The Irish Road Haulage Association put forward a good proposal for a rebate scheme. Its adoption would have demonstrated the Government's capacity to move on an imaginative proposal to deal with the issue of marked diesel, the impact on revenue lost to the State as a result of the cleansing of such diesel and its unscrupulous sale throughout the country, as well as the environmental impact of the dirty by-product arising from the cleansing of that diesel. However, the Government has done nothing to take on board this measure. It clearly has not accepted this worthwhile proposal, which would have had a meaningful impact on the environment and which had the capacity to raise additional revenue for the State. The Government has ignored this proposal and is pushing ahead with what I believe will be an anti-competitive measure and is going back to relying on the old reliables.

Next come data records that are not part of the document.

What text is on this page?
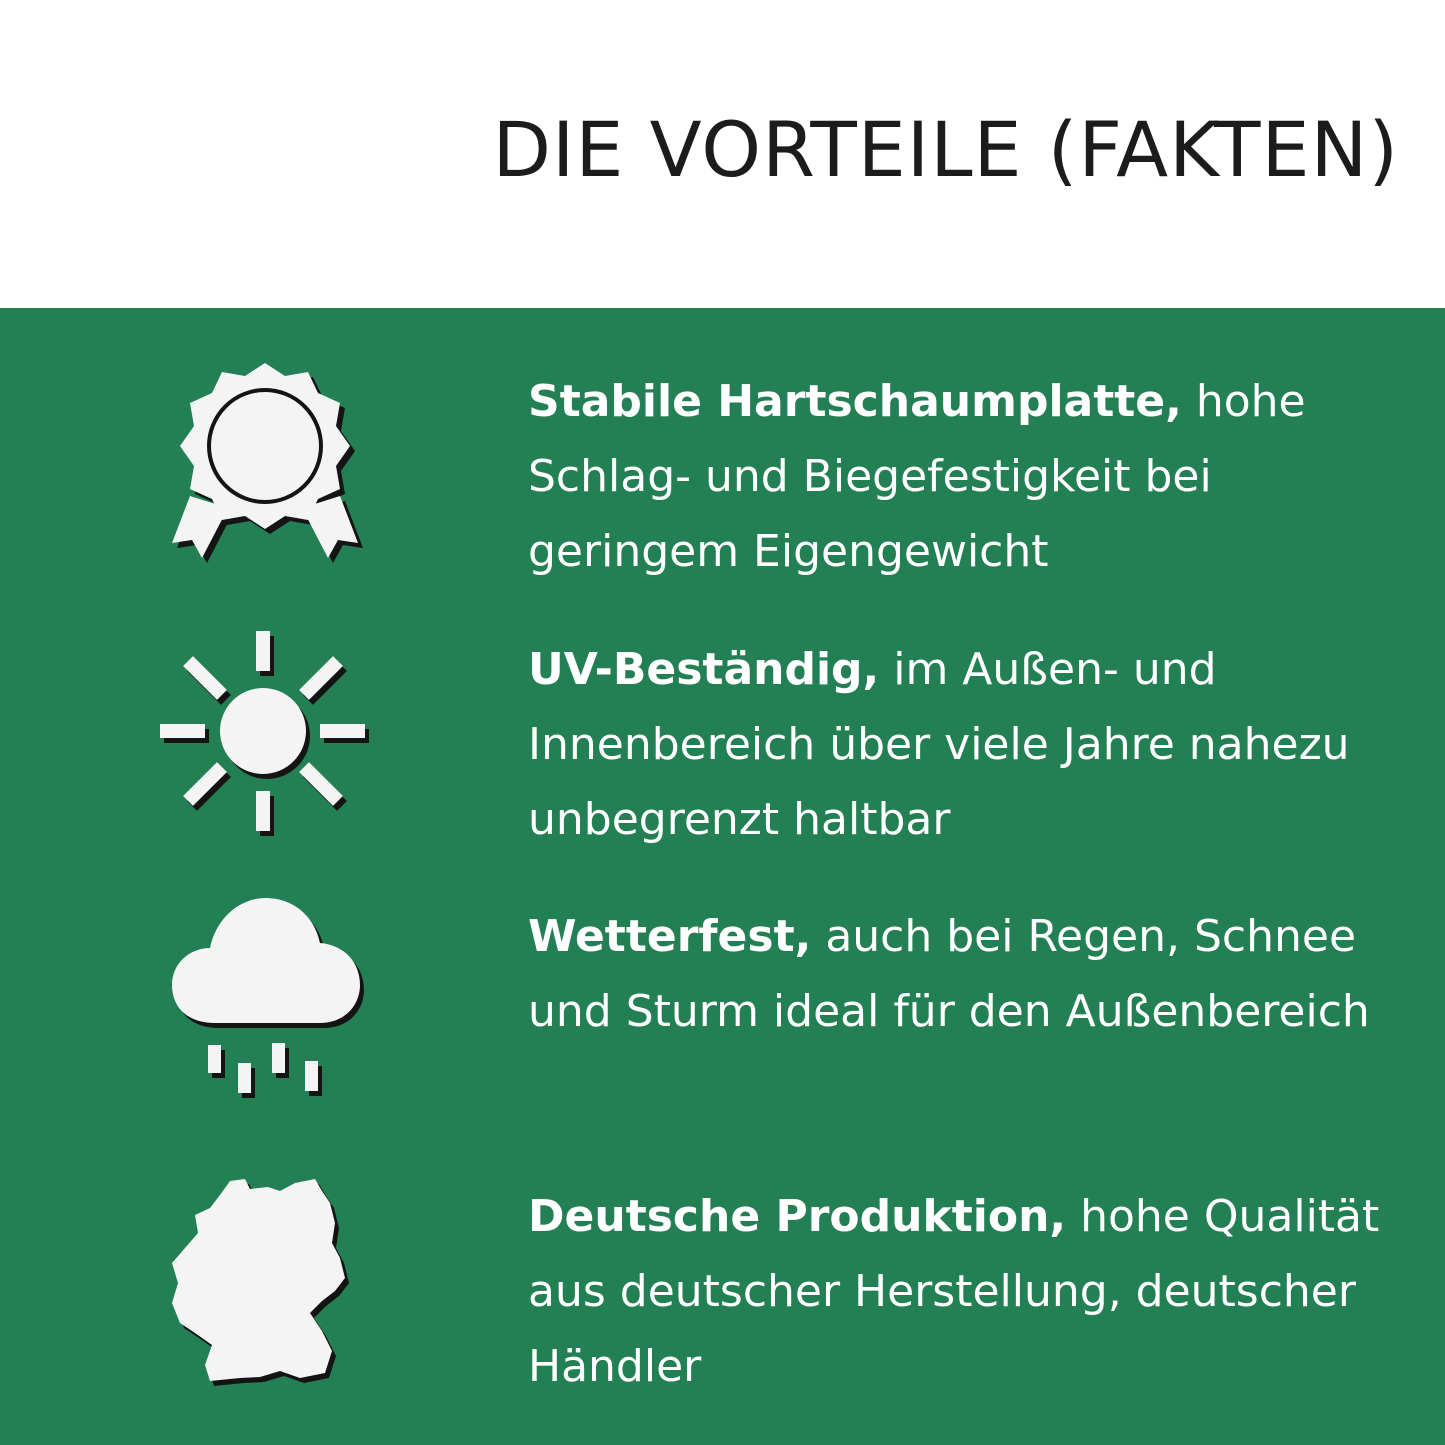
DIE VORTEILE (FAKTEN)
Stabile Hartschaumplatte, hohe Schlag- und Biegefestigkeit bei geringem Eigengewicht
UV-Beständig, im Außen- und Innenbereich über viele Jahre nahezu unbegrenzt haltbar
Wetterfest, auch bei Regen, Schnee und Sturm ideal für den Außenbereich
Deutsche Produktion, hohe Qualität aus deutscher Herstellung, deutscher Händler
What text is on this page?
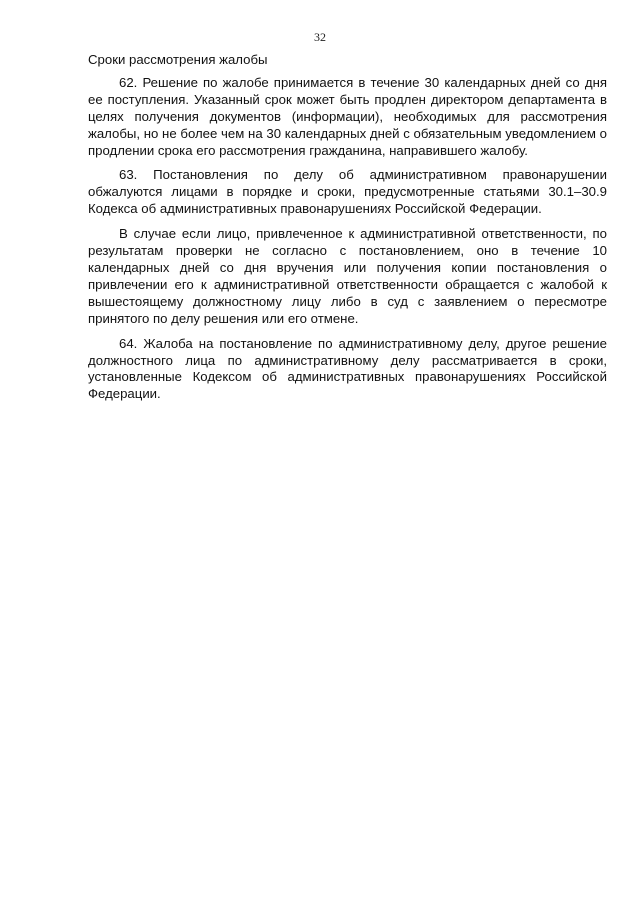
32
Сроки рассмотрения жалобы

62. Решение по жалобе принимается в течение 30 календарных дней со дня ее поступления. Указанный срок может быть продлен директором департамента в целях получения документов (информации), необходимых для рассмотрения жалобы, но не более чем на 30 календарных дней с обязательным уведомлением о продлении срока его рассмотрения гражданина, направившего жалобу.

63. Постановления по делу об административном правонарушении обжалуются лицами в порядке и сроки, предусмотренные статьями 30.1–30.9 Кодекса об административных правонарушениях Российской Федерации.

В случае если лицо, привлеченное к административной ответственности, по результатам проверки не согласно с постановлением, оно в течение 10 календарных дней со дня вручения или получения копии постановления о привлечении его к административной ответственности обращается с жалобой к вышестоящему должностному лицу либо в суд с заявлением о пересмотре принятого по делу решения или его отмене.

64. Жалоба на постановление по административному делу, другое решение должностного лица по административному делу рассматривается в сроки, установленные Кодексом об административных правонарушениях Российской Федерации.
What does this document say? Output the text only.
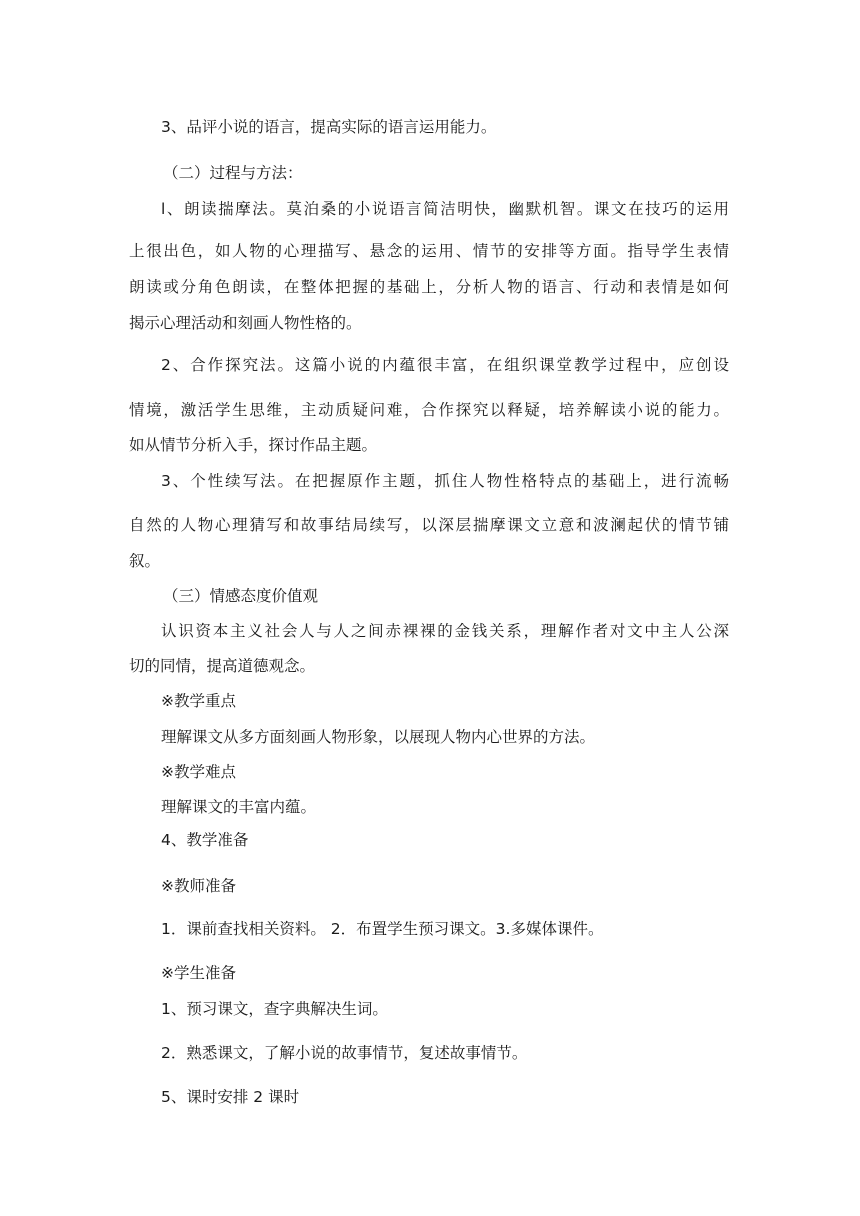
3、品评小说的语言，提高实际的语言运用能力。
（二）过程与方法：
l、朗读揣摩法。莫泊桑的小说语言简洁明快，幽默机智。课文在技巧的运用
上很出色，如人物的心理描写、悬念的运用、情节的安排等方面。指导学生表情
朗读或分角色朗读，在整体把握的基础上，分析人物的语言、行动和表情是如何
揭示心理活动和刻画人物性格的。
2、合作探究法。这篇小说的内蕴很丰富，在组织课堂教学过程中，应创设
情境，激活学生思维，主动质疑问难，合作探究以释疑，培养解读小说的能力。
如从情节分析入手，探讨作品主题。
3、个性续写法。在把握原作主题，抓住人物性格特点的基础上，进行流畅
自然的人物心理猜写和故事结局续写，以深层揣摩课文立意和波澜起伏的情节铺
叙。
（三）情感态度价值观
认识资本主义社会人与人之间赤裸裸的金钱关系，理解作者对文中主人公深
切的同情，提高道德观念。
※教学重点
理解课文从多方面刻画人物形象，以展现人物内心世界的方法。
※教学难点
理解课文的丰富内蕴。
4、教学准备
※教师准备
1．课前查找相关资料。 2．布置学生预习课文。3.多媒体课件。
※学生准备
1、预习课文，查字典解决生词。
2．熟悉课文，了解小说的故事情节，复述故事情节。
5、课时安排 2 课时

The Government talks a lot about tourism and the Minister referred to it in his budget speech today. This measure is an attack on tourism because as the Taoiseach is aware, many tourists travel through the country on coaches and buses. Representatives of the coach tour business have been in touch with me. They are dismayed by the proposal on VAT and its impact on their ability to disperse tourists around the country. In their view, it will force tourists to remain in the cities, rather than dispersing throughout the country. This approach is highly anti-competitive and will affect the capacity to get exports and products from this State to the central markets of Europe. Moreover, it will have a negative impact on tourism. For this reason, I appeal to the Government to withdraw this measure and find some other way to raise the funds concerned.